Entretien avec Peter Rotsaert
Peter Rotsaert est programmateur à la Cinémathèque royale de Belgique. C’est un homme discret et chaleureux. Il a répondu à mes questions, accepté avec plaisir de digresser sur ce merveilleux sujet/objet qu’est le cinéma. Une partie de cet entretien a paru cet été sur Karoo. En voici la suite.
Pour la petite histoire, mon enregistreur de poche n’a jamais fonctionné, et le présent article, comme le précédent, est le produit des notes prises dans mon carnet. Ici, les questions mêmes sont passées à la trappe de mon désordre.
Où nous évoquons très sommairement1
, en guise d’introduction, la genèse de la Cinémathèque et du musée du Cinéma.
Il existe à Bruxelles, au début des années 1930, un Club de l’Écran qui, en 1944, devient l’Écran du séminaire des Arts, sous la responsabilité d’un jeune homme passionné, un certain Jacques Ledoux. Celui-ci deviendra en 1948 conservateur de la Cinémathèque royale de Belgique, fondée peu avant la guerre par Henri Storck, André Thirifays et Pierre Vermeylen. Le musée du Cinéma, quant à lui, voit le jour en 1962.
Ledoux a vingt ans en 1941, et il apporte à la Cinémathèque de Belgique un exceptionnel présent : une copie de Nanouk l’Esquimau ( Nanook of the North , 1922) de Robert Flaherty. Chef-d’œuvre indiscutable du septième art, ce film a la singularité d’être considéré comme le premier long métrage documentaire de l’histoire du cinéma, alors même qu’il se situe au carrefour du documentaire et de la fiction.
D’entrée de jeu, la Cinémathèque faisait le pari de la complexité, du refus des frontières et des conventions.
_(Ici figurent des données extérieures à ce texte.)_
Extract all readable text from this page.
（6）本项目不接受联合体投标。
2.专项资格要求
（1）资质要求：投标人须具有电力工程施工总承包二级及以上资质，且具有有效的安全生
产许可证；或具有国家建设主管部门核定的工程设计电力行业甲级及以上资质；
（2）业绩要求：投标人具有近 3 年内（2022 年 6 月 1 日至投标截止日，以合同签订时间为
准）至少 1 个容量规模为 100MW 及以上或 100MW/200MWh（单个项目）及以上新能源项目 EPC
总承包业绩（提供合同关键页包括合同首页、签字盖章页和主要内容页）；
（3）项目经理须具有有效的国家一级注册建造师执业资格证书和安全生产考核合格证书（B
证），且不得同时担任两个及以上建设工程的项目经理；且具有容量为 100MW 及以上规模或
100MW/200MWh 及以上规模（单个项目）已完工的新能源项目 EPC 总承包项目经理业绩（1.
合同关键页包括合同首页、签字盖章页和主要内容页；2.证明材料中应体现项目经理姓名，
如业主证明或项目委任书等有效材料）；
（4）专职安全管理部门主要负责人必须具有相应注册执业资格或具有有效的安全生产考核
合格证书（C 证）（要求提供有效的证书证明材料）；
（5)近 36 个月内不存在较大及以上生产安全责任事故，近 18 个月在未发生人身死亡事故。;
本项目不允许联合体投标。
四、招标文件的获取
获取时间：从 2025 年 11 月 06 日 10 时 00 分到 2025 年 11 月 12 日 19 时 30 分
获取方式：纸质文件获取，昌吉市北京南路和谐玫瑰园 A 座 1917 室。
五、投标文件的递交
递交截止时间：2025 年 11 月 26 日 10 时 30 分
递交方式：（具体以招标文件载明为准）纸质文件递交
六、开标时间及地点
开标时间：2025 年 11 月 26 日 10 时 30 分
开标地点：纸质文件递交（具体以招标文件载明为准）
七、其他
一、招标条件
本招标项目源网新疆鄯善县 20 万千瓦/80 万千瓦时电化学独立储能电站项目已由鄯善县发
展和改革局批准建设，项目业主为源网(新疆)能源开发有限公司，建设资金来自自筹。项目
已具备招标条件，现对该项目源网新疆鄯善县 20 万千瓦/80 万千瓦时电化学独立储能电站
C’est la même exigence qui présida à la création en 1955 par Jacques Ledoux et René Micha du prix de l’Âge d’or, en hommage au génie subversif de Luis Buñuel.
Où nous nous demandons ce qui — entre autres choses — fait de la Cinémathèque belge un lieu si fréquenté et fréquentable, en particulier par les (futurs) cinéastes.
Elle est excellemment placée, à deux pas de l’Insas (Institut national supérieur des arts du spectacle et des techniques de diffusion), la célèbre école bruxelloise de cinéma. Notons que l’Insas fut cofondé par André Delvaux, et que celui-ci accompagna au piano dans les années 1950 les films muets de l’Écran du séminaire des Arts.
Par ailleurs, Bruxelles est tout proche de Paris. À l’époque de la Nouvelle Vague, Jacques Ledoux réserve un excellent accueil aux réalisateurs français. Il leur organise volontiers des séances privées. Son amitié avec François Truffaut vaut d’ailleurs à la Cinémathèque de receler une copie de la première version — unique — des 400 Coups , avant remontage par le réalisateur.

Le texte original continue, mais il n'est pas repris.